For those of us living and witnessing outside the L’Abri community, a willingness to engage with individuals and to seek to deal with their questions, doubts, and problems still has much to commend it. I never cease to be amazed at just how unwilling many Christians are to engage outsiders, refusing to consider their questions or even to attempt to understand why they have problems with trusting in Christ. I recently attended a major Christian conference in my home province of Northern Ireland. About two thousand people were present, and the Bible teaching by the visiting speaker was excellent. On the last day he conducted a seminar where people could ask questions on any subject. Most questions came from Christians and were about living out the faith, but then one non-Christian queried the biblical account of the resurrection of Jesus Christ. The visiting speaker was outstanding in his handling of the question and followed through with an invitation to chat with him afterward on a one-to-one basis. What was so sad was the way many Christians openly disapproved of the question, murmured, “tut-tut,” or even said, “shame.” It was clear that for them the conference was a nice religious club of like-minded individuals, and they had no time for outsiders’ questions. How different from the ministry of Francis Schaeffer, and how different—more importantly—from the ministry of our Lord Jesus Christ!

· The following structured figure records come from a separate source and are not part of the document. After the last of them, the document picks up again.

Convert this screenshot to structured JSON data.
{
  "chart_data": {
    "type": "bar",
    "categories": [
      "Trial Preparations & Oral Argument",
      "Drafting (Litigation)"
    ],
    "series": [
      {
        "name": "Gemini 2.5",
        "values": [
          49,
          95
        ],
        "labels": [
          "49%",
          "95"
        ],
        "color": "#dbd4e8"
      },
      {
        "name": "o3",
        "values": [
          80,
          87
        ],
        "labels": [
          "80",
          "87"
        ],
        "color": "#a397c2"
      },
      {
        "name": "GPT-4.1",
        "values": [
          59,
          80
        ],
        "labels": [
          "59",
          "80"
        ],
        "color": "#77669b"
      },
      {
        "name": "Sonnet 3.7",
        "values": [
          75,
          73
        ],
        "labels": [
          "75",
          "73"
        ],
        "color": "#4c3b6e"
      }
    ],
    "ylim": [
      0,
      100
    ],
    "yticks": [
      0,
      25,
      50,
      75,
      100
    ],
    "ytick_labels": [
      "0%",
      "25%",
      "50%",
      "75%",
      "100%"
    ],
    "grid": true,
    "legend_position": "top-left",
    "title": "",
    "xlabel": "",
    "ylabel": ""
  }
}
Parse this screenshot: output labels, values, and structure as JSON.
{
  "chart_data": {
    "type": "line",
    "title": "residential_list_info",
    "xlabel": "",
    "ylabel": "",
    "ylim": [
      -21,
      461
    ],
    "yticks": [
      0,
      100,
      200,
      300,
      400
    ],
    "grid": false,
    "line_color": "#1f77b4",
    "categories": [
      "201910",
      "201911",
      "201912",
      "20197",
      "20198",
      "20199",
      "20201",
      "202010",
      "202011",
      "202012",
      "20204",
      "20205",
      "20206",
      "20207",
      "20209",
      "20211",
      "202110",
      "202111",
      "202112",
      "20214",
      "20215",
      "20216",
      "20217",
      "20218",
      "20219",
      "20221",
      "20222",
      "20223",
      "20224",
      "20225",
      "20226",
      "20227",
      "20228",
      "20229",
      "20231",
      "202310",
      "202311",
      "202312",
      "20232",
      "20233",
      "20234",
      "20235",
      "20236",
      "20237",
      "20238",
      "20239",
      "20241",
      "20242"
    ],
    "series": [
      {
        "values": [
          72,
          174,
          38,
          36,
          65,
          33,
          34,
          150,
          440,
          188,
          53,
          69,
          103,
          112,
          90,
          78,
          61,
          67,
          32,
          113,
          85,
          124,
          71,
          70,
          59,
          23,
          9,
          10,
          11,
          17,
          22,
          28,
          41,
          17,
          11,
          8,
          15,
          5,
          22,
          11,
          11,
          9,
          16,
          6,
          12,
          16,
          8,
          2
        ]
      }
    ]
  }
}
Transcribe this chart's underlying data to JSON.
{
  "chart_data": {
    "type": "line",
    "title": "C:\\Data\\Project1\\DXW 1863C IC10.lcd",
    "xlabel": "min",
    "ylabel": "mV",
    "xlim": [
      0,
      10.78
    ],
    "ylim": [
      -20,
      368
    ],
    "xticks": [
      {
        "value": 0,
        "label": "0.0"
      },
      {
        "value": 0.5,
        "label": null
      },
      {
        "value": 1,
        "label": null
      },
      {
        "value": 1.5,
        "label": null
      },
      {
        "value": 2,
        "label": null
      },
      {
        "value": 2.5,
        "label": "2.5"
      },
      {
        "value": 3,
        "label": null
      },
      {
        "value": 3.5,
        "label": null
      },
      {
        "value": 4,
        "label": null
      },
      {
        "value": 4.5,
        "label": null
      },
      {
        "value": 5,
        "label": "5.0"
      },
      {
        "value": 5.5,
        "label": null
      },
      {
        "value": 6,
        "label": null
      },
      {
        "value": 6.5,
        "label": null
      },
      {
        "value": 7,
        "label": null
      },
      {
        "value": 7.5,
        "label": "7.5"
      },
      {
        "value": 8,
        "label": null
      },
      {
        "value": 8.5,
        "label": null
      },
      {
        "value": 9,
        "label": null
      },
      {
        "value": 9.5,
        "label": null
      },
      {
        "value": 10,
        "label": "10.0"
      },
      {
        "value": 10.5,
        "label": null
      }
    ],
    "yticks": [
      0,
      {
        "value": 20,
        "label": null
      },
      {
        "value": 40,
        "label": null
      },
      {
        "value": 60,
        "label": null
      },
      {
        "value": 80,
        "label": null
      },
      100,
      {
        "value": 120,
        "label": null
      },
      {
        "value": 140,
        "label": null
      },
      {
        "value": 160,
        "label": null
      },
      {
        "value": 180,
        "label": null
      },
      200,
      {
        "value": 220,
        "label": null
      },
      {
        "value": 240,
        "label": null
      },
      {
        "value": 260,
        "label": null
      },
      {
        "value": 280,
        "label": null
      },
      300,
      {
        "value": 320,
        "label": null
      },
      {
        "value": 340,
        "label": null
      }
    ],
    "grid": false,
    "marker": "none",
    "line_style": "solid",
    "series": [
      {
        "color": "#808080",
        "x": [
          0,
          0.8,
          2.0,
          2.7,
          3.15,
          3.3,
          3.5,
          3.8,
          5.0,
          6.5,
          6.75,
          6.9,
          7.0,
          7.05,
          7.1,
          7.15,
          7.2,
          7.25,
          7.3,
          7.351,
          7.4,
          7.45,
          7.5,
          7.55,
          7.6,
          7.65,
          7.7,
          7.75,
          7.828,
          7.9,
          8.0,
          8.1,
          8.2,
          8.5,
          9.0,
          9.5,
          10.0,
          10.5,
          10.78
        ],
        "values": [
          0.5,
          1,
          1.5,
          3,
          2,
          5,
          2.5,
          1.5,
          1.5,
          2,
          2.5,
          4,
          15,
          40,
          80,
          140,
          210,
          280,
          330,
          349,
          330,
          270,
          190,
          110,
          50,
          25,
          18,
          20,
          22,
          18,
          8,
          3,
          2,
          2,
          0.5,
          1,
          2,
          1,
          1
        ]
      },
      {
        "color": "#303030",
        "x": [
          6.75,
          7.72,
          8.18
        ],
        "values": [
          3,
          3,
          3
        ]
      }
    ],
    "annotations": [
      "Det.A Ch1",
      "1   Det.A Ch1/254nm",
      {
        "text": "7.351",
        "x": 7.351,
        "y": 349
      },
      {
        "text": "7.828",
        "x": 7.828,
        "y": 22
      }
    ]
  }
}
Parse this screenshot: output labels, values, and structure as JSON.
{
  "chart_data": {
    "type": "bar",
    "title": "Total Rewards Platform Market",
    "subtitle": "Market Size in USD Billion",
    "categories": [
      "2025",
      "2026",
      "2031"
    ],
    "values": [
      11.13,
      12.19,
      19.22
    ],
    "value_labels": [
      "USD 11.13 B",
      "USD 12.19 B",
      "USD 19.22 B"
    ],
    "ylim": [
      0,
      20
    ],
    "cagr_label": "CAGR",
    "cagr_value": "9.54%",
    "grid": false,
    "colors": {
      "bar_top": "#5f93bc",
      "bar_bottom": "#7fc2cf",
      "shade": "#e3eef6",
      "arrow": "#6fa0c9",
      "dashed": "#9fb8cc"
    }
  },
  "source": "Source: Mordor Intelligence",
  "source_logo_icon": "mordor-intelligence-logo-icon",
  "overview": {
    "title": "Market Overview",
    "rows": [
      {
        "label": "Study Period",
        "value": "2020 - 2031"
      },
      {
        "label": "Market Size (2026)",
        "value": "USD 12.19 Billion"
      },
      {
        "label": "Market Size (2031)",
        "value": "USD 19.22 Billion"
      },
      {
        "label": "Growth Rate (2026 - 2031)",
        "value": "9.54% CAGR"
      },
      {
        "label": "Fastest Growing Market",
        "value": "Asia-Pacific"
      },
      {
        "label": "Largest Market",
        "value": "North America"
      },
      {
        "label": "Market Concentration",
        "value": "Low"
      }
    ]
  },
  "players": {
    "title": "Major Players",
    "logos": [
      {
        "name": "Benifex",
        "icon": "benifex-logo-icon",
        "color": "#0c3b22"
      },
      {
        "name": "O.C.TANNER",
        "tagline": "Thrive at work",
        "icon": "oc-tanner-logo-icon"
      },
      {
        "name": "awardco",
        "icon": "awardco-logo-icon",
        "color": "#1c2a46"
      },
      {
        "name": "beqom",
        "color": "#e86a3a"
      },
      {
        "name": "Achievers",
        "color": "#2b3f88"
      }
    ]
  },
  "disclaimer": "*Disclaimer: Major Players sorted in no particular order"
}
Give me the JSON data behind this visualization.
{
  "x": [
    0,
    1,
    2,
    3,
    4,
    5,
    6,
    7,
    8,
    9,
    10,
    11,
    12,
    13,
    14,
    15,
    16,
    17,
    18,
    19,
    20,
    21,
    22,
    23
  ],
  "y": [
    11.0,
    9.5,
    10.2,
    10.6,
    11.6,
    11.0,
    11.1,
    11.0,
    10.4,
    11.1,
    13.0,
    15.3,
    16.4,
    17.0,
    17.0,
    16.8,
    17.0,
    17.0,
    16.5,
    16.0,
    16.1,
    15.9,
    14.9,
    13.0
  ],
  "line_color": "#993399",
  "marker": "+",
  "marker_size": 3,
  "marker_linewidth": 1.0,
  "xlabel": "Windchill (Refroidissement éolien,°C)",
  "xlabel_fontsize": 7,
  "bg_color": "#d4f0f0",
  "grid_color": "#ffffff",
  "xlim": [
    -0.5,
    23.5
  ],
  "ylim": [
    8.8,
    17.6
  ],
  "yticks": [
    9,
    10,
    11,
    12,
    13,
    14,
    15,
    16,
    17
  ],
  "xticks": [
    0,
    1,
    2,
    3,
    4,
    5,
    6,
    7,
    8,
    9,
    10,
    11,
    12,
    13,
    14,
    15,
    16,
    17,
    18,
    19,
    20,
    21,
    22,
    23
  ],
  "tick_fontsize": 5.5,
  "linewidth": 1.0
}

If we are serious about reaching the lost (and that perhaps is the first question many Christians need to consider), then we must engage with individuals and the particular questions and problems (be they intellectual or emotional) with which they struggle. Even in what was once religious Northern Ireland, the so-called Bible belt of the United Kingdom, large segments of society now have real doubts about the uniqueness of Jesus Christ, questioning the historical reliability of the Bible accounts of His life, death, and resurrection, rejecting the need for absolute truth as revealed in the Bible, and struggling with the exclusive claims of Christianity as being the only way to salvation. To those who say that we now live in a postmodern society where most people don’t ask such questions or seek rational explanations, I want to say, get close to individuals and listen carefully. As you come alongside individual people, as they see that you care about them, as they grasp that you are open to free discussion (and will not think any less of them for raising difficult questions), you will discover that the questions will pour out.